The problem I have with "Presidents' Day" is that the apostrophe tends to wander, as in the title of Dean's very post. It's easy for it to morph into President's Day. And then all sorts of stupidity happens.
For one, it becomes politicized. People who are too young to realize that it's supposed to be a day honoring two specific, generally universally appreciated historical Presidents (and these people are more numerous every day) can be excused for thinking that it's a day dedicated to honoring The President—as in the currently sitting one. Ever see someone refuse to take Presidents' Day off work because he hates Bush? I have.

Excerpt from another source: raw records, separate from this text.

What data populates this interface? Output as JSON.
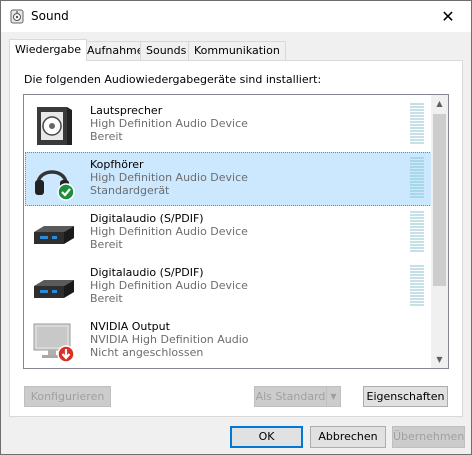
{
  "window": {
    "title": "Sound",
    "close_glyph": "✕"
  },
  "tabs": [
    {
      "label": "Wiedergabe",
      "active": true
    },
    {
      "label": "Aufnahme",
      "active": false
    },
    {
      "label": "Sounds",
      "active": false
    },
    {
      "label": "Kommunikation",
      "active": false
    }
  ],
  "panel": {
    "instruction": "Die folgenden Audiowiedergabegeräte sind installiert:"
  },
  "devices": [
    {
      "name": "Lautsprecher",
      "driver": "High Definition Audio Device",
      "status": "Bereit",
      "icon": "speaker-icon",
      "selected": false,
      "badge": "none"
    },
    {
      "name": "Kopfhörer",
      "driver": "High Definition Audio Device",
      "status": "Standardgerät",
      "icon": "headphones-icon",
      "selected": true,
      "badge": "default-checkmark"
    },
    {
      "name": "Digitalaudio (S/PDIF)",
      "driver": "High Definition Audio Device",
      "status": "Bereit",
      "icon": "digital-audio-icon",
      "selected": false,
      "badge": "none"
    },
    {
      "name": "Digitalaudio (S/PDIF)",
      "driver": "High Definition Audio Device",
      "status": "Bereit",
      "icon": "digital-audio-icon",
      "selected": false,
      "badge": "none"
    },
    {
      "name": "NVIDIA Output",
      "driver": "NVIDIA High Definition Audio",
      "status": "Nicht angeschlossen",
      "icon": "monitor-icon",
      "selected": false,
      "badge": "disconnected-arrow"
    }
  ],
  "panel_buttons": {
    "configure": "Konfigurieren",
    "set_default": "Als Standard",
    "properties": "Eigenschaften"
  },
  "dialog_buttons": {
    "ok": "OK",
    "cancel": "Abbrechen",
    "apply": "Übernehmen"
  },
  "colors": {
    "accent": "#0078d7",
    "selection": "#cce8ff",
    "default_badge": "#1e8e3e",
    "disconnected_badge": "#d93025"
  }
}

And it's not like such people don't have a point, even if accidentally made. The United States isn't supposed to be a country that has holidays for sitting politicians, like some gussied-up North Korea lauding its Dear Leader with giant posters and parades. We (allegedly) place some distance between the people we've elected to take part in our daily lives and the act of naming airports and streets after particularly popular ones, by politely waiting until after they've left office and usually until after they've died, before getting out the sculptor's chisels. Facing D.C. and paying obeisance to some elected official who's still in office doesn't come naturally to our national character; nor should it. Hence an eye-roll and a sneer when we hear someone talk about "President's Day".
"Two separate paid holidays" within one short month is probably a bit much; but we really ought to be able to package Lincoln's and Washington's birthdays more elegantly than we're doing right now, because our current solution devalues those men's contributions in more ways than one, and seems contrary to our cultural nature, for no benefit I can see but slightly easier bookkeeping.